The clinical implications of hypophosphatemia following major hepatic resection or cryosurgery.

Abstract
MAJOR HEPATIC resection and cryosurgery have been used for the management of primary and metastatic tumors of the liver to provide prolonged survival and potential cure.1 Recent advances in anesthetic and intraoperative management have reduced operative mortality to 0.6% to 2.7%.2,3 Despite the refinement of surgical technique and advances in anesthetic management, major hepatic procedures are not without considerable morbidity, which ranges from 24% to 37%.3,4 The postoperative period is affected by large fluid shifts and stimulation of hepatic enzyme systems.
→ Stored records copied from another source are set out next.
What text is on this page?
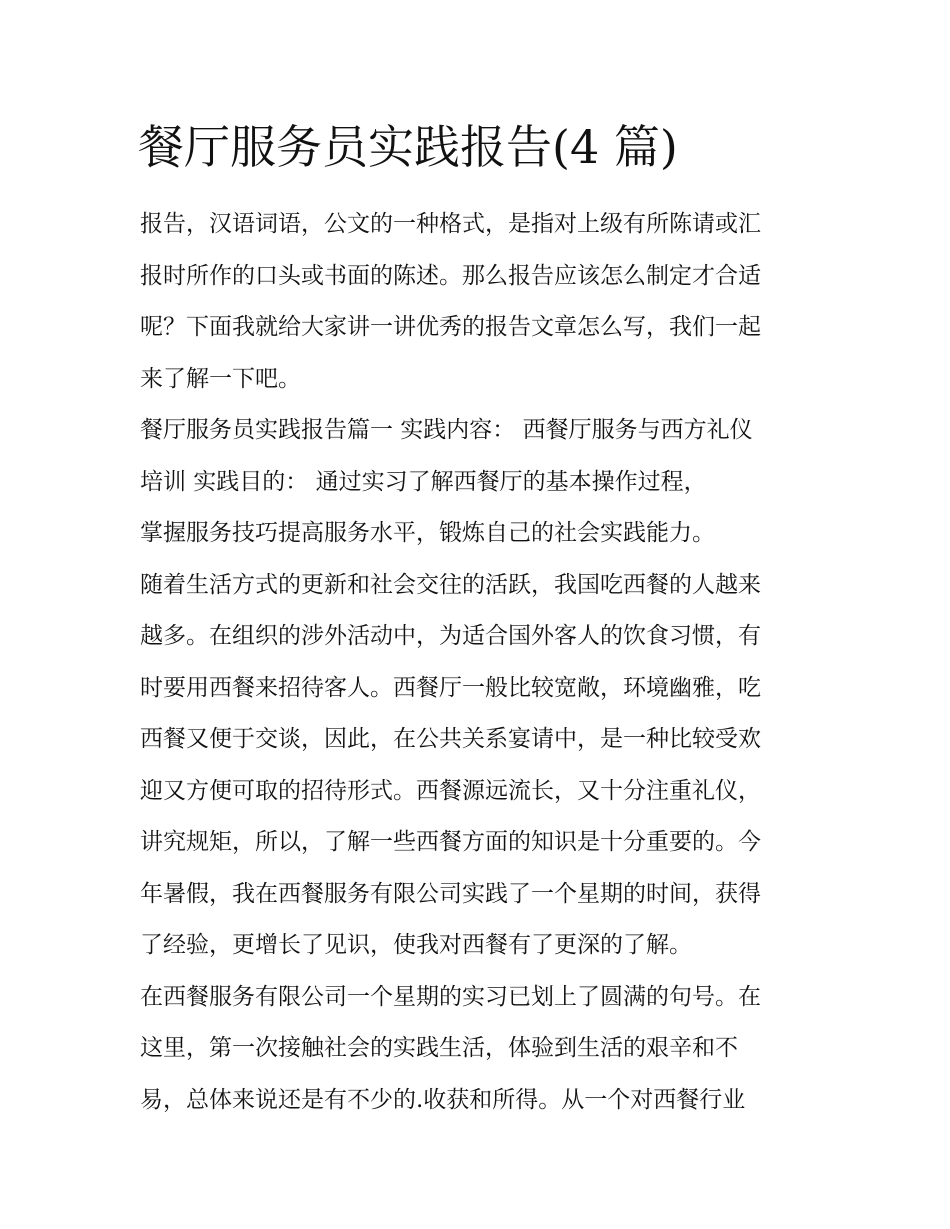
餐厅服务员实践报告(4 篇)

报告，汉语词语，公文的一种格式，是指对上级有所陈请或汇

报时所作的口头或书面的陈述。那么报告应该怎么制定才合适

呢？下面我就给大家讲一讲优秀的报告文章怎么写，我们一起

来了解一下吧。

餐厅服务员实践报告篇一 实践内容： 西餐厅服务与西方礼仪

培训 实践目的： 通过实习了解西餐厅的基本操作过程，

掌握服务技巧提高服务水平，锻炼自己的社会实践能力。

随着生活方式的更新和社会交往的活跃，我国吃西餐的人越来

越多。在组织的涉外活动中，为适合国外客人的饮食习惯，有

时要用西餐来招待客人。西餐厅一般比较宽敞，环境幽雅，吃

西餐又便于交谈，因此，在公共关系宴请中，是一种比较受欢

迎又方便可取的招待形式。西餐源远流长，又十分注重礼仪，

讲究规矩，所以，了解一些西餐方面的知识是十分重要的。今

年暑假，我在西餐服务有限公司实践了一个星期的时间，获得

了经验，更增长了见识，使我对西餐有了更深的了解。

在西餐服务有限公司一个星期的实习已划上了圆满的句号。在

这里，第一次接触社会的实践生活，体验到生活的艰辛和不

易，总体来说还是有不少的.收获和所得。从一个对西餐行业
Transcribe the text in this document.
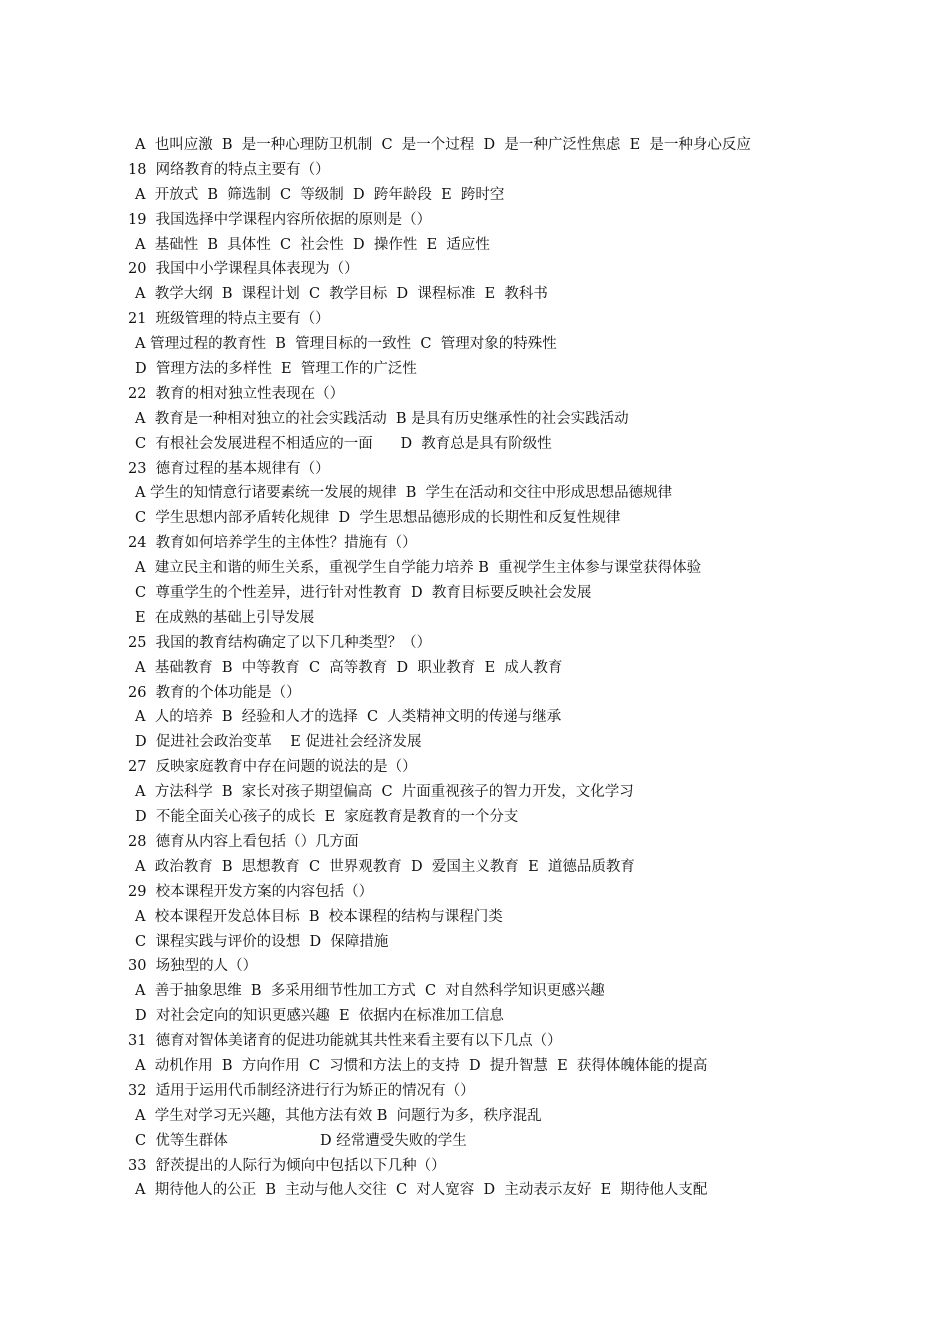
A  也叫应激  B  是一种心理防卫机制  C  是一个过程  D  是一种广泛性焦虑  E  是一种身心反应
18  网络教育的特点主要有（）
A  开放式  B  筛选制  C  等级制  D  跨年龄段  E  跨时空
19  我国选择中学课程内容所依据的原则是（）
A  基础性  B  具体性  C  社会性  D  操作性  E  适应性
20  我国中小学课程具体表现为（）
A  教学大纲  B  课程计划  C  教学目标  D  课程标准  E  教科书
21  班级管理的特点主要有（）
A 管理过程的教育性  B  管理目标的一致性  C  管理对象的特殊性
D  管理方法的多样性  E  管理工作的广泛性
22  教育的相对独立性表现在（）
A  教育是一种相对独立的社会实践活动  B 是具有历史继承性的社会实践活动
C  有根社会发展进程不相适应的一面      D  教育总是具有阶级性
23  德育过程的基本规律有（）
A 学生的知情意行诸要素统一发展的规律  B  学生在活动和交往中形成思想品德规律
C  学生思想内部矛盾转化规律  D  学生思想品德形成的长期性和反复性规律
24  教育如何培养学生的主体性？措施有（）
A  建立民主和谐的师生关系，重视学生自学能力培养 B  重视学生主体参与课堂获得体验
C  尊重学生的个性差异，进行针对性教育  D  教育目标要反映社会发展
E  在成熟的基础上引导发展
25  我国的教育结构确定了以下几种类型？（）
A  基础教育  B  中等教育  C  高等教育  D  职业教育  E  成人教育
26  教育的个体功能是（）
A  人的培养  B  经验和人才的选择  C  人类精神文明的传递与继承
D  促进社会政治变革    E 促进社会经济发展
27  反映家庭教育中存在问题的说法的是（）
A  方法科学  B  家长对孩子期望偏高  C  片面重视孩子的智力开发，文化学习
D  不能全面关心孩子的成长  E  家庭教育是教育的一个分支
28  德育从内容上看包括（）几方面
A  政治教育  B  思想教育  C  世界观教育  D  爱国主义教育  E  道德品质教育
29  校本课程开发方案的内容包括（）
A  校本课程开发总体目标  B  校本课程的结构与课程门类
C  课程实践与评价的设想  D  保障措施
30  场独型的人（）
A  善于抽象思维  B  多采用细节性加工方式  C  对自然科学知识更感兴趣
D  对社会定向的知识更感兴趣  E  依据内在标准加工信息
31  德育对智体美诸育的促进功能就其共性来看主要有以下几点（）
A  动机作用  B  方向作用  C  习惯和方法上的支持  D  提升智慧  E  获得体魄体能的提高
32  适用于运用代币制经济进行行为矫正的情况有（）
A  学生对学习无兴趣，其他方法有效 B  问题行为多，秩序混乱
C  优等生群体                    D 经常遭受失败的学生
33  舒茨提出的人际行为倾向中包括以下几种（）
A  期待他人的公正  B  主动与他人交往  C  对人宽容  D  主动表示友好  E  期待他人支配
Postresectional hypophosphatemia has been reported by a few authors in case reports and a single reported series.3,4 Phosphate is an essential anion with a main role in the formation of high-energy bonds. Phosphate is also necessary for the normal function of red blood cells, platelets, oxygen release from oxyhemoglobin, adenosine 5‘-triphosphate synthesis, and the central nervous system. The clinical consequences of severe hypophosphatemia are well recognized and include impaired diaphragmatic contractility, ventricular irritability, myocardial depression, and insulin depression. George and Shiu3 noted a significant correlation between severe hypophosphatemia (phospate level 1.0 mg/dL]) on major postoperative morbidity.